I’m pretty sure most people don’t like making decisions. And even though I’m very confident in my decision-making abilities, it’s bloody nice (and a relief) when someone else comes along who knows what they’re doing and tells me what’s what. That’s one less decision I have to make in my day.

Yet I’ve witnessed many agency executives who don’t have the courage to stand up to clients. The client makes demands about what they want and how they want it done, and the executive bows subserviently and tells their staff to do what the client says.

I don’t think this is just because agencies are scared of losing clients. That’s a symptom, but not the real problem here. The problem is that the market is cluttered with agencies that don’t specialise and don’t have products, leaving the client no choice but to be the one who takes charge.

I’m about to get laser eye surgery. I’ve researched the best clinic in London. It offers two techniques with distinct pricing and process, all available on the website. It charges some of the highest fees in the country but gets the most business because the people who work there clearly know their shit. They’re not going to let me come in and tell them what process I’d like them to follow, and they don’t care if I’m happy or unhappy about that. Their job is not to make me happy, their job is to fix my eyesight. And I want to give them my money because I can tell I’m in good hands.

It’s fitting that agencies use the term “Client Services” and SaaS companies (entirely product-led) prefer “Client Success”. The former focuses on attending to the needs of the client, while the latter focuses on ensuring the client gets results.

4. They don’t say no

Anyone who’s worked in an agency has groaned when some bigwig has gone and sold something that’s a) at a price too low to deliver on properly, or b) not within their area of expertise.

It’s not that I don’t sympathise with sales people – the market is tough and it’s hard to walk away from revenue. But while saying yes to the client might gain you short-term revenue, in the long term it will lead to failure.

If your company stops making the first three mistakes, then your sales people will know when to say no. And clients are getting really really smart – they recognise which companies specialise in products and lead in their specialised field.

I once thought I needed to hire a CFO and was introduced to a recruitment agent who specialised in this. I met with the agent, and after an informative and enlightening conversation (this guy really knew his shit) he convinced me I didn’t need a CFO, I needed an FD. Now I knew this agent had pretty high commission rates, but he was so crazy knowledgeable that I wanted him to find me that FD.

And he refused.

At first I objected. In my mind, if he had a network of CFOs, surely he could find me an FD. But still he refused. He hired CFOs and CFOs only. He gave me a lot of advice and suggestions about what to do next, but he wouldn’t help me. He didn’t sell the product I needed.

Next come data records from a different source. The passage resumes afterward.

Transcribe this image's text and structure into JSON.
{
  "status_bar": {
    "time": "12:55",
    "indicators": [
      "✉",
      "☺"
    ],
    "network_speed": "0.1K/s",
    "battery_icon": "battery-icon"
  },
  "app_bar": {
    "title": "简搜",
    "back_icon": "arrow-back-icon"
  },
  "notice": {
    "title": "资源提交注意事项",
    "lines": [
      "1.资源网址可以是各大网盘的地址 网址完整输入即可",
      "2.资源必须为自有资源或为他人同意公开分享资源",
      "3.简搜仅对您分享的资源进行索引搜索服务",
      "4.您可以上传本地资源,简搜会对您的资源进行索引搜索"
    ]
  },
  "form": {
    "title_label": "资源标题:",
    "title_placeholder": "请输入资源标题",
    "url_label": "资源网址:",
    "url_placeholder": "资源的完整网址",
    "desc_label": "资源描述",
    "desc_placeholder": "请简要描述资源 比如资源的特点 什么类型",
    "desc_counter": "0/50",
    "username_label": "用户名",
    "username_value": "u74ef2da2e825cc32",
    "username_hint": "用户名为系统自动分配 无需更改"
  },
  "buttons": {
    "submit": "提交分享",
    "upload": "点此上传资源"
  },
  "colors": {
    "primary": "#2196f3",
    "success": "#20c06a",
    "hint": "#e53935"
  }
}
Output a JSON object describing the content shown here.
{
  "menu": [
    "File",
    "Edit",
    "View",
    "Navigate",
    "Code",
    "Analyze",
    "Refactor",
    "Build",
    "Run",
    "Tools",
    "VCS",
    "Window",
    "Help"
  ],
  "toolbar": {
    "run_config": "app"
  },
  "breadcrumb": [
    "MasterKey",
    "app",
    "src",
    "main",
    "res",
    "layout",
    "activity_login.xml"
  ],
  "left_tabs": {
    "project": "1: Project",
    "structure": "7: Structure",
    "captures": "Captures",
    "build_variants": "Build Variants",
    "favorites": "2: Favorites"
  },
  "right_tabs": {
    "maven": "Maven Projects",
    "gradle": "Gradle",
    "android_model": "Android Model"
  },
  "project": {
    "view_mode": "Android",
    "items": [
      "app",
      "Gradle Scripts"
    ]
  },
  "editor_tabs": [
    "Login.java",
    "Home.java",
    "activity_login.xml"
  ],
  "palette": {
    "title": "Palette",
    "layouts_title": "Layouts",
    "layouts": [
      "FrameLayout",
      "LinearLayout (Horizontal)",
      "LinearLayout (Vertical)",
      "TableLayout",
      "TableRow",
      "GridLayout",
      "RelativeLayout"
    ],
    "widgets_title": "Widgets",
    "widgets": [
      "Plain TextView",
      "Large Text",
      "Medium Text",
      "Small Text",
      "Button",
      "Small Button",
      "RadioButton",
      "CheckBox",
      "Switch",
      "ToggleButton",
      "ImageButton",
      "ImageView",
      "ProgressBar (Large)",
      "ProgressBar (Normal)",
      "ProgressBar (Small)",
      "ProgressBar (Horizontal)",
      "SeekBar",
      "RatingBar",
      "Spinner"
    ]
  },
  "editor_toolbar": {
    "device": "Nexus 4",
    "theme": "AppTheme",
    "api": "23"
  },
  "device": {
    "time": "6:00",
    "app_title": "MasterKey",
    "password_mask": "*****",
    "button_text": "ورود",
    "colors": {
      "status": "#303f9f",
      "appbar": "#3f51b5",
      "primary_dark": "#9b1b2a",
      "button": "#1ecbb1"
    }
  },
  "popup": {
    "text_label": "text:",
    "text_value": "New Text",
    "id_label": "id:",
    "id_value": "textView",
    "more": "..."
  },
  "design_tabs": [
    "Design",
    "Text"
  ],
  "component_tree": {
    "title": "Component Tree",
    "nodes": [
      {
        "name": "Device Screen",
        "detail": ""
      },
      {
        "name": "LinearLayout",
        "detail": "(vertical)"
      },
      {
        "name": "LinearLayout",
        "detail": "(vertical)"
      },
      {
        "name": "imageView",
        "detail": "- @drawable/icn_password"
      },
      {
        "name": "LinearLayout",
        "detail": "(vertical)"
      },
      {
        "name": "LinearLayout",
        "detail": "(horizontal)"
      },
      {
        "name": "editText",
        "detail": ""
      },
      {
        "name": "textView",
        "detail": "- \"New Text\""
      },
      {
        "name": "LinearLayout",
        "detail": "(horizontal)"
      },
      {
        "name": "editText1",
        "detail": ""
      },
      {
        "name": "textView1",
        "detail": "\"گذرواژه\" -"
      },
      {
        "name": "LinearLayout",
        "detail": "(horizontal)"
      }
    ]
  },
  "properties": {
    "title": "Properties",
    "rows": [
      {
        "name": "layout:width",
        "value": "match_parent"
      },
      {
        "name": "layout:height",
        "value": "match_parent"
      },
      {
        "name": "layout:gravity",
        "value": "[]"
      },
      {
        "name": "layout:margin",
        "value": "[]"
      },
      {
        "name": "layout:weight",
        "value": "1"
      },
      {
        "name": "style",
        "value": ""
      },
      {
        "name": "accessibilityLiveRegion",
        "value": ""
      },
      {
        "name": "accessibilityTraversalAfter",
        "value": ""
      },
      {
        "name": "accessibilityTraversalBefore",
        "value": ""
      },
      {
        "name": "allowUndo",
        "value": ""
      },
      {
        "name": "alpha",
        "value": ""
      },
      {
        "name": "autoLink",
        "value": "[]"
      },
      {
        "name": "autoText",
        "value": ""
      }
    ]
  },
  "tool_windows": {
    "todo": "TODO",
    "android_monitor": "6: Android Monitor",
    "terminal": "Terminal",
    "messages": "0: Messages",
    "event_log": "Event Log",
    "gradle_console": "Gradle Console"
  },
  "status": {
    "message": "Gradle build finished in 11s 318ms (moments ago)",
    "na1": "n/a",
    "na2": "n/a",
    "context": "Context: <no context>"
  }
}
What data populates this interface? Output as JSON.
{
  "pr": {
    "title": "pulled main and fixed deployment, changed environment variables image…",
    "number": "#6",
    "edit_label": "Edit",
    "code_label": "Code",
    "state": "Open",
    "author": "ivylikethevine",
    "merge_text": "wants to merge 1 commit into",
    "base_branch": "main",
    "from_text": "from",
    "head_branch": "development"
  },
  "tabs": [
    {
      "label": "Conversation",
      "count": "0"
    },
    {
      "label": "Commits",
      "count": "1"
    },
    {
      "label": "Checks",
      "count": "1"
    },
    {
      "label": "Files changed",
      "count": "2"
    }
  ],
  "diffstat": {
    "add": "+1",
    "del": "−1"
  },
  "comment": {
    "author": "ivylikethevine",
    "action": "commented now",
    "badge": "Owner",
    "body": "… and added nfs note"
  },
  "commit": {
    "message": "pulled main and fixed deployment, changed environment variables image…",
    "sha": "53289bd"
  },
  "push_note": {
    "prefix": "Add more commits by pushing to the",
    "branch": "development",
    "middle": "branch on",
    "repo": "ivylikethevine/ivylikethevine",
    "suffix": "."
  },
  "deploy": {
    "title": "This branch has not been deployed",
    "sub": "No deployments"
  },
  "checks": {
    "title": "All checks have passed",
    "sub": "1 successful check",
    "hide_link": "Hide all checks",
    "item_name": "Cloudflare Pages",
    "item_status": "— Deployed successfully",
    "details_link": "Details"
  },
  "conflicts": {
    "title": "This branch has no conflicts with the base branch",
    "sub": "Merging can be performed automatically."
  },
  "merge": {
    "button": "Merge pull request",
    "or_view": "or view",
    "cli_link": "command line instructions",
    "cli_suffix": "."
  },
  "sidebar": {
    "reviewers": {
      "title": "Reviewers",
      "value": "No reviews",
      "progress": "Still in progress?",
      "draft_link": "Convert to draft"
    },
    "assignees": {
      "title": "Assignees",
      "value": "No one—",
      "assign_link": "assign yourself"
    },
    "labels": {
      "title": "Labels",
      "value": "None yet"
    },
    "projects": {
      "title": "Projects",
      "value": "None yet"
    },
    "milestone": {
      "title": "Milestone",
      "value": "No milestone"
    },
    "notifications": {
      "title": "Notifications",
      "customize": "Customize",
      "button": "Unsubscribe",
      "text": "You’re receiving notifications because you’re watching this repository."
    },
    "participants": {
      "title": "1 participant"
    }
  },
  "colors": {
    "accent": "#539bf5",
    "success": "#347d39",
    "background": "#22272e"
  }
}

Any time someone needs a CFO, I point them to him. When I need a CFO, I’m going to him. He could have made £40-50k from me, but his processes weren’t set up to give me what I wanted in a way in a way that protected his margin, and he didn’t want to get distracted from his vision, dilute his expertise or risk his reputation. You could say he lost the chance to make £50k, or you could say that by saying no, he ensured I’m going to sell his services for him.

If you’re a service-based company, start acting like a restaurant

Come up with a menu of three to five products to sell to your clients. Figure out the recipe: what’s the process your team follows to create those products? How do you present them?

It’s hard to edit, it’s hard to cull, and it takes balls to say this is what I do and what I don’t. But unless you take this approach, you’ll have to keep lowering your margins. Plus, your clients will eventually get fed up with needing to lead.